Looks like Europe's most destructive and divisive politician - Tony Blair, whose Environment Minister was the only one to vote against all national GM bans - may soon gain an ally, if the German Union Party win the forthcoming election. GM supporters are certainly hoping that proves to be the case.
GM bill fails in German Parliament
By Cordula Tutt
Translated by Shelley Jambresic
Checkbiotech, 12 Jul 2005
BERLIN - The German Union Party announces liberal rules in case of an election victory.
After a long debate with the German Union-reigned states, the red-green German Government failed with its bill on genetic engineering. Party representatives from the German Parliaments were not able to agree on a compromise.
"The second bill on biotechnology will not pass," said a spokeswoman for Renate Kunast, Germany’s Consumer-protection Minister.
In fact, the government separated a part of the controversial bill on genetic engineering in agriculture, and passed it without the Federal Council. Since the Union and the FDP parties assessed the first part of the bill as a blockade on cultivation of GM plants, they refused to accept the second one. The second bill defines the rules on research and on renewable primary products.
"The blockade by the Union hurts White Biotechnology and thus harms the economy," said the State Secretary of Agriculture Alexander Muller. Now, Germany is at risk of an EU proceeding, carries notable penalties, because the guidelines for coexistence of conventional and genetically modified plants were not implemented in due time.
"We are overdue," admitted the spokeswoman for Minister Kunast.
An EU Directive has been in effect since 2002, and must be transposed into country law. However, the EU left some leeway as to how the rules are to be transposed at a national level.
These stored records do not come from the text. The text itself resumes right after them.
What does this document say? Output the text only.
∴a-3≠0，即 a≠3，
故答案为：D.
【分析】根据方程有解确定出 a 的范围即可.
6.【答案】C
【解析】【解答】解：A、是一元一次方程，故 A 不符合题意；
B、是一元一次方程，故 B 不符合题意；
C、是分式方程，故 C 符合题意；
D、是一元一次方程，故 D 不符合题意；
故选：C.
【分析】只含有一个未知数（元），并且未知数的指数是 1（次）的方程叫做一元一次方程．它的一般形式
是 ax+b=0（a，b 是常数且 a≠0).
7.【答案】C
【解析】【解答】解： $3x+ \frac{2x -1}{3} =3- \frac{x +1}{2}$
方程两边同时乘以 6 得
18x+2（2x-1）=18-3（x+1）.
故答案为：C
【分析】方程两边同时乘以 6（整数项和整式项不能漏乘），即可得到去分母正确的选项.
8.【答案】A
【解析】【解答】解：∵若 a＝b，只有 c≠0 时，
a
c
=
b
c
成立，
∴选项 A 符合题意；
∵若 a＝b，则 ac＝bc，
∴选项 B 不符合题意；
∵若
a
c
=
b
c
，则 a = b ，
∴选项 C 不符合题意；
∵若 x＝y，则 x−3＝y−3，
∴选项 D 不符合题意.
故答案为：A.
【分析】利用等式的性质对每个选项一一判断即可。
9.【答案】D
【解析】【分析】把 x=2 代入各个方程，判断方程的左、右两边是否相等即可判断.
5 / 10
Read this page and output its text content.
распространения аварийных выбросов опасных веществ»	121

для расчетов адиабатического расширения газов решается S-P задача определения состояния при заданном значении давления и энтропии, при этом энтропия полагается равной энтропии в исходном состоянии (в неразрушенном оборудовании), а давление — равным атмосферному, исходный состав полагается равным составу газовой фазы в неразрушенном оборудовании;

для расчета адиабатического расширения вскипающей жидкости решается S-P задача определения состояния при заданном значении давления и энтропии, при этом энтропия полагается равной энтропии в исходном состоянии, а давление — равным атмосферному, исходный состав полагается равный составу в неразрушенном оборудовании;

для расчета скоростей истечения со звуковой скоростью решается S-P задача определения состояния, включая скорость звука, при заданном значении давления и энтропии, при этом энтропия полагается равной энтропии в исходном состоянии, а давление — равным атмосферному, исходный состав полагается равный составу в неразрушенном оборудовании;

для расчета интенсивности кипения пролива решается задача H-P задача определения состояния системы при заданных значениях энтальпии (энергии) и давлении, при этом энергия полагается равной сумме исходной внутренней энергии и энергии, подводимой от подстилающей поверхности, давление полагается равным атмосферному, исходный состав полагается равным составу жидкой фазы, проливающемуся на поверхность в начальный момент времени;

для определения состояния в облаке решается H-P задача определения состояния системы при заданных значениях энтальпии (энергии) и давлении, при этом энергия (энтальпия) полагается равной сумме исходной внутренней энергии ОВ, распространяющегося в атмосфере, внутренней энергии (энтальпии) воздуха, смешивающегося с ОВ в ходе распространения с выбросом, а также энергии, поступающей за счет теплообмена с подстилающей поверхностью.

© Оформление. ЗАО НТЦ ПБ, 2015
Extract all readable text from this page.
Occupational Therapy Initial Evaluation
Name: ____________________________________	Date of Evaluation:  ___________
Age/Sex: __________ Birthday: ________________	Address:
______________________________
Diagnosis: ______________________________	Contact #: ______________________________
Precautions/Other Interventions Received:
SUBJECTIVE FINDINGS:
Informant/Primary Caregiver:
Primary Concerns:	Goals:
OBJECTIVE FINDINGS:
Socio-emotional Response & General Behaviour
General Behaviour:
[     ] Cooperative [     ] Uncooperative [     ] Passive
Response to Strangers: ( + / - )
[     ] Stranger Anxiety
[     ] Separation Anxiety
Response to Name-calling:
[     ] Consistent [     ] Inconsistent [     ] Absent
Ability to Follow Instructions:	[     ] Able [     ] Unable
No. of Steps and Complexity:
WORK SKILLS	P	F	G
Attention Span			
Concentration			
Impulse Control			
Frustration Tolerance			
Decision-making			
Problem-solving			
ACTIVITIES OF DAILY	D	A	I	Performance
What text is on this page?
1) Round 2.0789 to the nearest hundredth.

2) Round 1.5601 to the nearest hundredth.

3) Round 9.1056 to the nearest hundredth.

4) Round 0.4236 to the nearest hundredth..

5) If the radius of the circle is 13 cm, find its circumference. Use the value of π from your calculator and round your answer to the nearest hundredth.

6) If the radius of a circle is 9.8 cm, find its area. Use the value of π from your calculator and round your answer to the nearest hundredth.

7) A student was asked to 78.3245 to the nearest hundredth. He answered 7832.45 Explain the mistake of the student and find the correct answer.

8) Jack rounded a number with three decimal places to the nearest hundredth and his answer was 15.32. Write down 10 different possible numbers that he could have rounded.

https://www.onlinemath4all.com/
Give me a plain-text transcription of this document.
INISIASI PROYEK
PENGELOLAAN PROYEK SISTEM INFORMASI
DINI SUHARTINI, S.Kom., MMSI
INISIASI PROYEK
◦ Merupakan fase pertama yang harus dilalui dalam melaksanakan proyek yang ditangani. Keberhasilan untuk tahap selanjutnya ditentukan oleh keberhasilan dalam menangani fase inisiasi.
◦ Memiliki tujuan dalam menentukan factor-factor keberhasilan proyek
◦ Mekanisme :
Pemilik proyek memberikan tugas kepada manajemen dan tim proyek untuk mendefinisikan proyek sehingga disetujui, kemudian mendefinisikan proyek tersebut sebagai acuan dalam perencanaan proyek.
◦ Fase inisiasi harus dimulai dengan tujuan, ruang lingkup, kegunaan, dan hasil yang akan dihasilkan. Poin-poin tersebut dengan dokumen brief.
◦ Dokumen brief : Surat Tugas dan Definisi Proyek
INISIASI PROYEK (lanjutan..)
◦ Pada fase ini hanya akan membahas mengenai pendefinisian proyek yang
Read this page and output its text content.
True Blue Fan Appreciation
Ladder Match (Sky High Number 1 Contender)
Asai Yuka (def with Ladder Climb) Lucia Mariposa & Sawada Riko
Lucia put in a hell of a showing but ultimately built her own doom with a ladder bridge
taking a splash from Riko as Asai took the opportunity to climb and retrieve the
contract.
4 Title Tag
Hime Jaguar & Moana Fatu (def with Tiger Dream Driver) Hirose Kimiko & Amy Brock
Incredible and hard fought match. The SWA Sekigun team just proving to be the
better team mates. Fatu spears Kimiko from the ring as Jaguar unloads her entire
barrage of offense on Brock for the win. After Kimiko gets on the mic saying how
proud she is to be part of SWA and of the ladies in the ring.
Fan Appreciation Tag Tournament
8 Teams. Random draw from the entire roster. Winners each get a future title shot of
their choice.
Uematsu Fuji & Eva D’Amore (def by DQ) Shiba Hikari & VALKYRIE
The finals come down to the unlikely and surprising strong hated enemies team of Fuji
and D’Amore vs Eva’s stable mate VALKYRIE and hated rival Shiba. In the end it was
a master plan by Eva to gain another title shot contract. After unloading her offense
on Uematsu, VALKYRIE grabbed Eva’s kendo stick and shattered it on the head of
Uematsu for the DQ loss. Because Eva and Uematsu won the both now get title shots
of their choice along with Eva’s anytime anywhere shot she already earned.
Moreover, in Germany, there is further uncertainty for farmers and researchers, because the Union and the FDP already announced they will alter the bill in the event of an election victory.
German Chancellor Gerhard Schroder, who in comparison with Minister Kunast, is considered a facilitator of genetic engineering, will hold a keynote address about science politics and stem cell research in Gottingen.
"The government is showing no willingness to compromise, for example, on the issue of liability," said Gerda Hasselfeld, the Vice-President of the German Union Party, who accused the Red-Green of an ideological attitude towards green biotechnology.
The first bill stated that should modified plants cross with neighbouring fields, the farmers growing GM crops would be liable for any damages.